A oferta lançada no mês passado pelo Intesa Sanpaolo no Monte dei Paschi é “transparente, claro” e "veremos o que acontece". Esta declaração foi feita pelo CEO da Intesa Sanpaolo, Carlo MessinaÀ margem da reunião da ABI, comentando a possibilidade de contra-ataques por parte de Siena ou do Banco Bpm. As palavras do número um da Ca' de Sass surgem, de facto, na véspera do Conselho de administração da MPS que na quinta-feira, 16 de julho, deverá fornecer uma avaliação inicial tanto da oferta pública de aquisição da Intesa quanto da proposta de fusão entre iguais do Banco, com a Piazza Meda tendo, extraoficialmente, se reunido na terça-feira.interesse confirmado para o banco sienês, do qual se aguarda agora uma medida formal.
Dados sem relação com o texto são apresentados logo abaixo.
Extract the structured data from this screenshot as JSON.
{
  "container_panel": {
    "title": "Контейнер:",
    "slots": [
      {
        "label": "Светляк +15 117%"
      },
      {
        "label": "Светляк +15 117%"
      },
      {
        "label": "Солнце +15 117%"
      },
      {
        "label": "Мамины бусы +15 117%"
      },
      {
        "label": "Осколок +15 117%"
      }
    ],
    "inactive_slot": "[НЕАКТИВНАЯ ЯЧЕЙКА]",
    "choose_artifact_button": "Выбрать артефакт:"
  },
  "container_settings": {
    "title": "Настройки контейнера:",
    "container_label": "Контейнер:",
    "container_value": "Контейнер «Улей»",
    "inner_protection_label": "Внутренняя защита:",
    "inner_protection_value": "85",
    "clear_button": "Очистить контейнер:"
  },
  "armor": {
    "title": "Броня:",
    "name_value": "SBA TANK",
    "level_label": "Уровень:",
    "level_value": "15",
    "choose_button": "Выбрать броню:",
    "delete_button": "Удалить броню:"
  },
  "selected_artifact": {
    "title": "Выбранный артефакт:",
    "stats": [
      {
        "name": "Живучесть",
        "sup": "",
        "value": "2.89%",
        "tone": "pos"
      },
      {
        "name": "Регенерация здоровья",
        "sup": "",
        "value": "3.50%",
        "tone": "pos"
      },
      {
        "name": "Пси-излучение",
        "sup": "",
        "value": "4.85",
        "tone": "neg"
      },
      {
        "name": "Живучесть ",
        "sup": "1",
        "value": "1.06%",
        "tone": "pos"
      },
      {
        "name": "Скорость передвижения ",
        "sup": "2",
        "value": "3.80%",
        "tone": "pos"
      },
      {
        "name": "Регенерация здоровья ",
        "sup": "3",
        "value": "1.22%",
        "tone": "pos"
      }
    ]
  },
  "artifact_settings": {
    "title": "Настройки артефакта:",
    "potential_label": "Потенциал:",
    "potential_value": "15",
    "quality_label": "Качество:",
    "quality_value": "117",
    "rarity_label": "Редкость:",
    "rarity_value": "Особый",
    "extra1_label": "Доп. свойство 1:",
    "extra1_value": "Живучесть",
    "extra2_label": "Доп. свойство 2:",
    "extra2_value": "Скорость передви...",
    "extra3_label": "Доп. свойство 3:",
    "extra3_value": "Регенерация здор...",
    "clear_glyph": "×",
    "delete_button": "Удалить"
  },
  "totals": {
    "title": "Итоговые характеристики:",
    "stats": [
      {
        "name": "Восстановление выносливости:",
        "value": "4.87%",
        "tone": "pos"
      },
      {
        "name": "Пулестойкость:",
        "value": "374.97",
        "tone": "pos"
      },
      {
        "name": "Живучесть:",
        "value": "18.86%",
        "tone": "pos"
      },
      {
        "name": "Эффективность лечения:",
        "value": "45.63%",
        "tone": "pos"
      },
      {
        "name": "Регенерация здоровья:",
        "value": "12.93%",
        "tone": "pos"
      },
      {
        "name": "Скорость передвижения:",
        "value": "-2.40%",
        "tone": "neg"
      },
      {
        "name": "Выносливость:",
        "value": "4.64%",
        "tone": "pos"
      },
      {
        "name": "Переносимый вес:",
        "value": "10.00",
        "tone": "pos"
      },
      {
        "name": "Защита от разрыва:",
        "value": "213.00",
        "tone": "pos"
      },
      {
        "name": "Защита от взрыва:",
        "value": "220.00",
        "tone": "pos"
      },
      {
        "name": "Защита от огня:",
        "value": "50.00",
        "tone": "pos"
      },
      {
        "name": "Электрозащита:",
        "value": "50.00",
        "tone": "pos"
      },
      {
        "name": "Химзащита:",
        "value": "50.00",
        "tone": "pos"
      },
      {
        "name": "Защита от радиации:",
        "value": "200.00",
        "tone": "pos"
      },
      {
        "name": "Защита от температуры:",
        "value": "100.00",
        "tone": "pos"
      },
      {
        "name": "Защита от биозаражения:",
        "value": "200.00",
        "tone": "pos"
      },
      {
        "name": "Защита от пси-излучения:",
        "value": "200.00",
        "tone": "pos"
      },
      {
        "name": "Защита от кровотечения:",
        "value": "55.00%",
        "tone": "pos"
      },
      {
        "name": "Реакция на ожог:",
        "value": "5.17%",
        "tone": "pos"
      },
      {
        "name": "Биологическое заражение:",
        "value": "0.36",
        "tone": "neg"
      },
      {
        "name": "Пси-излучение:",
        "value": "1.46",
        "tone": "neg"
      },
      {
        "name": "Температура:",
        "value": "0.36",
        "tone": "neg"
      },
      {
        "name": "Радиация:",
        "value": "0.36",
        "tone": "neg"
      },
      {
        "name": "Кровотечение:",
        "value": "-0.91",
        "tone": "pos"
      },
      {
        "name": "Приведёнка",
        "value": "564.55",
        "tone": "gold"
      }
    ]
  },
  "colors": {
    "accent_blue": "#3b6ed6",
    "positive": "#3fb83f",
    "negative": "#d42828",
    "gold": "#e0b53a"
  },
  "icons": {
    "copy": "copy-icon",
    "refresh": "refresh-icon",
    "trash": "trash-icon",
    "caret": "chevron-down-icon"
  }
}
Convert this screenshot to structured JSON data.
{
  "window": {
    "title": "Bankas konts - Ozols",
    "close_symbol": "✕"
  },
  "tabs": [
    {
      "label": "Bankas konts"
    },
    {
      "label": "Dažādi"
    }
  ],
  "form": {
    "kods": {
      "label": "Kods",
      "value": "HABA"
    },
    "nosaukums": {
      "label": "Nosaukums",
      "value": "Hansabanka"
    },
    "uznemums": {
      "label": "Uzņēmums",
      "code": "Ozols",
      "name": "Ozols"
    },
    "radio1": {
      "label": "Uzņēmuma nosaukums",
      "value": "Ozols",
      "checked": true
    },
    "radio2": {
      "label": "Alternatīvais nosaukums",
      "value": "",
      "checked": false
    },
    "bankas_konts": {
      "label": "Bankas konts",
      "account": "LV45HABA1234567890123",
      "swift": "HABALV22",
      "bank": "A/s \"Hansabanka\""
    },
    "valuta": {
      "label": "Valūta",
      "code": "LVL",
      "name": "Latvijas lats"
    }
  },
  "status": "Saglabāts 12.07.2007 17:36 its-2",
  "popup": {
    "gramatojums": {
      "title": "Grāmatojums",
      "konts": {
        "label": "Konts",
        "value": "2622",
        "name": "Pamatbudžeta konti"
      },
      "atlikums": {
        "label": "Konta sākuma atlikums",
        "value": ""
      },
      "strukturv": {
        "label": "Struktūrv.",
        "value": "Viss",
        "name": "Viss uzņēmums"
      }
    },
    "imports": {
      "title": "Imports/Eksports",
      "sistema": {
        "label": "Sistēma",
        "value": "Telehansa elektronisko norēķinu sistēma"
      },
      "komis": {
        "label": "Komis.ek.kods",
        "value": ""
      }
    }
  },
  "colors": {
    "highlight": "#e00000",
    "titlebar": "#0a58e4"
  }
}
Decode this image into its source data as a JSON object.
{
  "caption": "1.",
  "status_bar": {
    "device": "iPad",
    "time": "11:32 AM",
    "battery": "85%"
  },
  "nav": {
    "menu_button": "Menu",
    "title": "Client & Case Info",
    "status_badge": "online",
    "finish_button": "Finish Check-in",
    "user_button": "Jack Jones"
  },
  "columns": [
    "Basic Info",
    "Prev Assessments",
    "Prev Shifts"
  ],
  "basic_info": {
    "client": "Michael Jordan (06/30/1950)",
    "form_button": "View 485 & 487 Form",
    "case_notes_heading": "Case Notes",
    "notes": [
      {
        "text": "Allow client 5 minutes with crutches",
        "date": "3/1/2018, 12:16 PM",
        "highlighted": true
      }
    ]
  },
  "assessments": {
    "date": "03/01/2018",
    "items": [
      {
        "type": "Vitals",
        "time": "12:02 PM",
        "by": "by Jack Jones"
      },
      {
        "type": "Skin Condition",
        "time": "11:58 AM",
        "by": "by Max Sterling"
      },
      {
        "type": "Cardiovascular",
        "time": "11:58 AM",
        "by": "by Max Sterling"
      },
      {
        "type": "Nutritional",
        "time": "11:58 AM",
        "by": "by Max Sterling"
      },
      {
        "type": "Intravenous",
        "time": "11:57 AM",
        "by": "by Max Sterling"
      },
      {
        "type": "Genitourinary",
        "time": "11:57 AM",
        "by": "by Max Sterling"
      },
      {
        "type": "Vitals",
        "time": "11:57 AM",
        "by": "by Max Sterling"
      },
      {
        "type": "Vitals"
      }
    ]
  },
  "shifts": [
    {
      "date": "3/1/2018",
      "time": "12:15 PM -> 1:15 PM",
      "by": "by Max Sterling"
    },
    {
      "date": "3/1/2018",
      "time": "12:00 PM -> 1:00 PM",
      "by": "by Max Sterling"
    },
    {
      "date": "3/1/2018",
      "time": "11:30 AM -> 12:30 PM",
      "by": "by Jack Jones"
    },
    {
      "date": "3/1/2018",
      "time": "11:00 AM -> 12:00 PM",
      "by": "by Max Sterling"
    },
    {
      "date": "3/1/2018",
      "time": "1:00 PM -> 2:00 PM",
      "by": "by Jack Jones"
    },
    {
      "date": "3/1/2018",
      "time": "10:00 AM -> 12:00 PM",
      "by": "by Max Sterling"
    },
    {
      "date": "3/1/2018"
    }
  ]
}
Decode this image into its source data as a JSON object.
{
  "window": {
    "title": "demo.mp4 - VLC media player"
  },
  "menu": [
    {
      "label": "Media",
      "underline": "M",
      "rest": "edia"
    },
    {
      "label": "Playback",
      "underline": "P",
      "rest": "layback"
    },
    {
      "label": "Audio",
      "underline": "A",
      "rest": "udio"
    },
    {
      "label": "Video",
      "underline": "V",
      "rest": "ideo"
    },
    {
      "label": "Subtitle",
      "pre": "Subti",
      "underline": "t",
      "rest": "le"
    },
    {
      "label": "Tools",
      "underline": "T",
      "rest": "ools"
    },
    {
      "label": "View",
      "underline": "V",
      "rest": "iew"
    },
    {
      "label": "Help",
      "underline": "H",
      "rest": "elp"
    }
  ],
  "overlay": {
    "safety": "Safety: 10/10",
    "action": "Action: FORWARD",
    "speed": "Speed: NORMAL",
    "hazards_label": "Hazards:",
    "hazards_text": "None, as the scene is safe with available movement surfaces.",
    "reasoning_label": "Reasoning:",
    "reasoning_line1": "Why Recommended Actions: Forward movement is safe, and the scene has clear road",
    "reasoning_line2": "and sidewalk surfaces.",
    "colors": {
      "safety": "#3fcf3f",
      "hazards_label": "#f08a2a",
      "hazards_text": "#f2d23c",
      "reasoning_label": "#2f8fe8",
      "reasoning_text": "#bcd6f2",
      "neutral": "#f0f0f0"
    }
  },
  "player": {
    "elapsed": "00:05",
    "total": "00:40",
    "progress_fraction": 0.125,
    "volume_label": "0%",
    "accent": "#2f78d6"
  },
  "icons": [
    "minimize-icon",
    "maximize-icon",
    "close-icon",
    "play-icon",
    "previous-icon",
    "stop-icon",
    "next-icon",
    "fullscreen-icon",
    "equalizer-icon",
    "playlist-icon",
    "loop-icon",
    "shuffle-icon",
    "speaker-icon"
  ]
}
Messina: “A oferta sobre o MPS é justa”
Em declarações à imprensa, o CEO do Intesa Sanpaolo defendeu a justiça da sua oferta. "Acredito que, do ponto de vista da avaliação, A nossa é totalmente 'justa'. Se analisarmos a relação preço/lucro, a MPS é comparável à do Morgan Stanley e do Goldman Sachs. Não existe outra empresa na Europa ou no mundo que apresente esses níveis de relação preço/lucro”, sublinhou Messina, segundo quem a classificação inclui “uma boa recompensa” para os acionistas sienenses.
O gerente então fez um alerta sobre o limite econômico da oferta: “Todos podem pensar que têm as joias e que podem vendê-las pelo melhor preço, mas "Existe um preço que você não deve ultrapassar."Ele disse, respondendo remotamente ao CEO do MPS, Luigi Lovaglio, que afirmou que "Monte dei Paschi é um ativo de grande valor para o país, e seu potencial é superior a € 30 bilhões". Messina finalmente garantiu que, caso a transação seja concretizada, haverá "grande respeito pelas comunidades locais e pelas pessoas" do banco.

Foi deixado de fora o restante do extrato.